The following is a partial list of neurointerventional procedures which can be helpful adjuncts to an otolaryngologic practice:
Embolotherapy of Head and Neck Tumors
Preoperative embolization of head and neck tumors is a well-accepted technique for hypervascular tumors of the head and neck. Embolization results in decreased blood loss, diminished transfusion requirements, and shorter surgeries. In unresectable tumors, embolization can provide palliation. Tumors generally considered suitable for preoperative embolization include paragangliomas and juvenile nasopharyngeal angiomas. Less commonly embolized are hypervascular metastases, schwannomas, esthesioneuroblastomas, and hemangiopericytomas. Polyvinyl alcohol particles (PVA) and gelfoam are generally the embolic agents of choice in these procedures. Following embolization, surgery is delayed at least 24 hours to allow for maximum thrombosis. Delay longer than 7-10 days risks vessel recanalization and recruitment of collateral vasculature.
Many tumors are amenable to preoperative embolization, wherein their blood supply is reduced or eliminated transarterially so as to facilitate surgical resection. Embolization results in shorter surgeries, decreased blood loss, and diminished transfusion requirements. Juvenile angiofibromas, glomus tumors, meningiomas, and other vascular tumors of the head and neck, brain, and spinal column are amenable to this therapy.
Carotid Test Occlusion and Carotid Sacrifice
Carotid sacrifice for otolaryngologic disease is employed in the setting of extensive tumor involvement, when resection is contemplated but preservation of the carotid artery is not considered feasible, or more emergently in the setting of a carotid "blowout" syndrome. In the former, balloon test occlusion of the carotid artery (BTO) is performed in order to assess the adequacy of collateral flow to the brain. A compliant balloon is inflated within the carotid artery so as to produce temporary occlusion, and the patient is examined for signs of neurologic compromise. A hypotensive challenge and brain SPECT perfusion scan add to diagnostic accuracy. In emergent situations (carotid blowout) such a test is not possible, and an angiographic assessment of collateral flow is made before carotid occlusion.
For preoperative cases, once the patient has passed a BTO, endovascular carotid occlusion can be performed. This is generally done with detachable silicon balloons. The advantage of endovascular (as opposed to surgical) occlusion is that the highest balloon can be placed very close to the skull base, so as to shorten the residual arterial stump and lessen the risk of stump embolus. Occlusion can also be performed under full heparinization, which lessens the risk of stroke.

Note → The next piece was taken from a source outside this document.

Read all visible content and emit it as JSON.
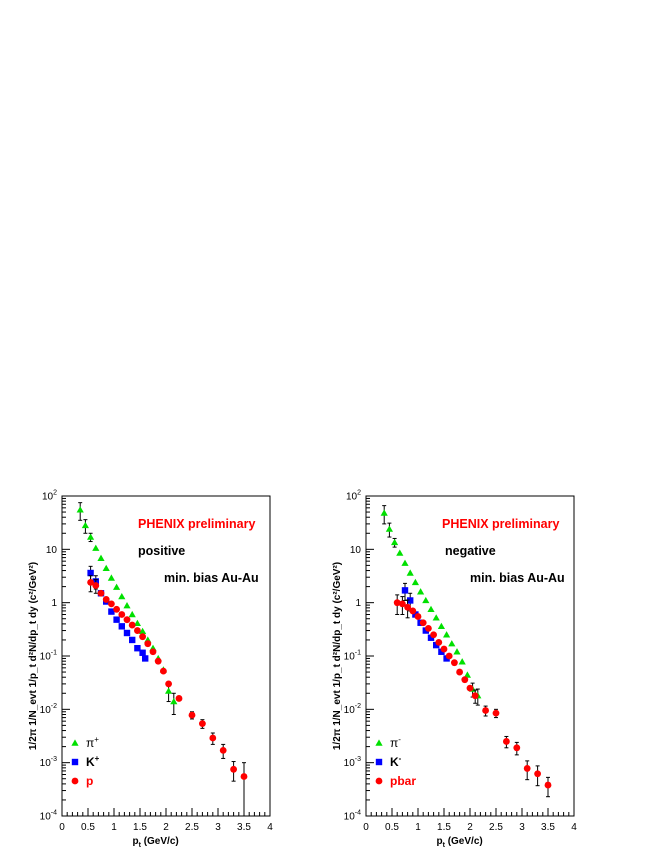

While epistaxis can usually be well controlled with nasal packing and cauterization, refractory cases are good candidates for embolization. Generally, angiography in cases of epistaxis is normal (does not show a site of extravasation), and so empiric embolization is performed. The ipsillateral distal internal maxillary artery and both facial arteries are occluded with small particulate material, usually PVA (polyvinyl alcohol) and gelfoam. The contrallateral internal maxillary artery is left open so as to prevent nasal necrosis. Treatment success is in the 90-95% range. Failures that do occur are often the result of prominent nasal supply from ethmoidal branches descending off the ophthalmic artery, which, due to its origin off the internal carotid artery, is not amenable to safe embolization.
Less common causes of epistaxis, such as posttraumatic, iatrogenic or tumoral, are also amenable to more targeted arterial occlusion.